Kommentar Muslime im US-Wahlkampf: Trump, eine reale Gefahr

Mit der Beleidigung der Familie eines getöteten Soldaten ist Trump zu weit gegangen. Die Affäre zeigt, wie wenig Respekt und Anstand noch zählen.

Eine Frau mit Schleier und ein MAnn im Anzug, der seine rechte Hans aufs Herz legt. Es sind Khizr und Ghazala Khan

Trump hat schlecht über eine „Gold Star Family“ gesprochen: die Khans, deren Sohn im Irak getötet wurde Foto: ap

Es scheint, als ob Donald Trump diesmal zu weit gegangen ist. Seine beleidigenden Äußerungen gegen das Ehepaar Khizr und Ghazala Khan haben in den USA einen Sturm der Kritik entfacht – ungewohnt für den Kandidaten, der sich bislang jeden Fehltritt erlauben konnte, ohne dass es ihm geschadet hätte.

Nicht nur politische Gegner aus dem Demokratischen Lager kritisieren Trump, auch republikanische Parteifreunde gehen zu ihm auf Distanz.

Nicht seiner andauernden rassistischen und islamophoben Beleidigungen wegen steht Trump jetzt in der Kritik.
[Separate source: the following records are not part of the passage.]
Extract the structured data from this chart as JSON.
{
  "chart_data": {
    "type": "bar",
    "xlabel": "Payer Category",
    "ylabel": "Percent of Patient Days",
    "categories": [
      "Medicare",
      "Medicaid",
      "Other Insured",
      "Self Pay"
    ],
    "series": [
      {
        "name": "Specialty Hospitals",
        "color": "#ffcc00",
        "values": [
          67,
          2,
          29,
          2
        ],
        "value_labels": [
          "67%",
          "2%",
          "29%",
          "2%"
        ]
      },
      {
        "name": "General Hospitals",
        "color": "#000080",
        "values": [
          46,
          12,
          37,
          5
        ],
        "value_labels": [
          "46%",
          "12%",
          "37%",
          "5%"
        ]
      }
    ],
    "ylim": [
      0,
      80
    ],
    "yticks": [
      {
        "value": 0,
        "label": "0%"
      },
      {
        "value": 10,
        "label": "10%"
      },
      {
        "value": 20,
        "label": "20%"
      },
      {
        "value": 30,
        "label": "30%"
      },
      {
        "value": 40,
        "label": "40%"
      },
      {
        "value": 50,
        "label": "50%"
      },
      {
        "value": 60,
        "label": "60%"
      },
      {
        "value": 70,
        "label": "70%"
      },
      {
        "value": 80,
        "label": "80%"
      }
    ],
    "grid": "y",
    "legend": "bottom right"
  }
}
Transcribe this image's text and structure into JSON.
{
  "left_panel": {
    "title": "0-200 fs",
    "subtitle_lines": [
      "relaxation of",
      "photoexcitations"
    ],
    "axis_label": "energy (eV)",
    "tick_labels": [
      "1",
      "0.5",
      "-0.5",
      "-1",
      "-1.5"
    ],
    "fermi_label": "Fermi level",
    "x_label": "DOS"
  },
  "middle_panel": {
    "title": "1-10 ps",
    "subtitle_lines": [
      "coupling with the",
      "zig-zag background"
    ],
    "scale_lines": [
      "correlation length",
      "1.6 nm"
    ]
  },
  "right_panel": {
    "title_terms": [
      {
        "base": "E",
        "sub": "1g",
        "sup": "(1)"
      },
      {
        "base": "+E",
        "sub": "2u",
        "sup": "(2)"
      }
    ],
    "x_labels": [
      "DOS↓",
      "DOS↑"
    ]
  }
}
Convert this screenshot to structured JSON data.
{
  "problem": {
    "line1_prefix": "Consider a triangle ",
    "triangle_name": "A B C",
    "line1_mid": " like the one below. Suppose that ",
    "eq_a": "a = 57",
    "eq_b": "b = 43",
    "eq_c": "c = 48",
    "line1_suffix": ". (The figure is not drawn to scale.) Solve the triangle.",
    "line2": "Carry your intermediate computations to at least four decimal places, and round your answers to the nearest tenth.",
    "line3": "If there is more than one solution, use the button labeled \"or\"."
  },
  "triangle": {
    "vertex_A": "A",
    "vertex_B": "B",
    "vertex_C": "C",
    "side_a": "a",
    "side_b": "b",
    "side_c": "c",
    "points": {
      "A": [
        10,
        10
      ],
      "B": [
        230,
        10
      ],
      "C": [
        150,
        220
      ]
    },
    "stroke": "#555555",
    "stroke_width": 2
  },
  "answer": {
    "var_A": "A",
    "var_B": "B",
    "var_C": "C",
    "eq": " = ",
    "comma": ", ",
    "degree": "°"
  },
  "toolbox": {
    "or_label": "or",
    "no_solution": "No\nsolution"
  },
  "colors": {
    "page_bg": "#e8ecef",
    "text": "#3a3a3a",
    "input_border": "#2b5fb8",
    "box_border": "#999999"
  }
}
Die sind im Gegenteil Grundbestandteil seiner Kandidatur und haben ihm sogar geholfen, bei den republikanischen Vorwahlen den Sieg davonzutragen.

Jetzt aber hat der Kandidat an einem Tabu gerührt: Er hat es gewagt, schlecht über eine „Gold Star Family“ zu reden – eine Familie also, deren Sohn als US-Soldat im Krieg getötet wurde. Captain Humayun Khan war 2004 im Irak ums Leben gekommen.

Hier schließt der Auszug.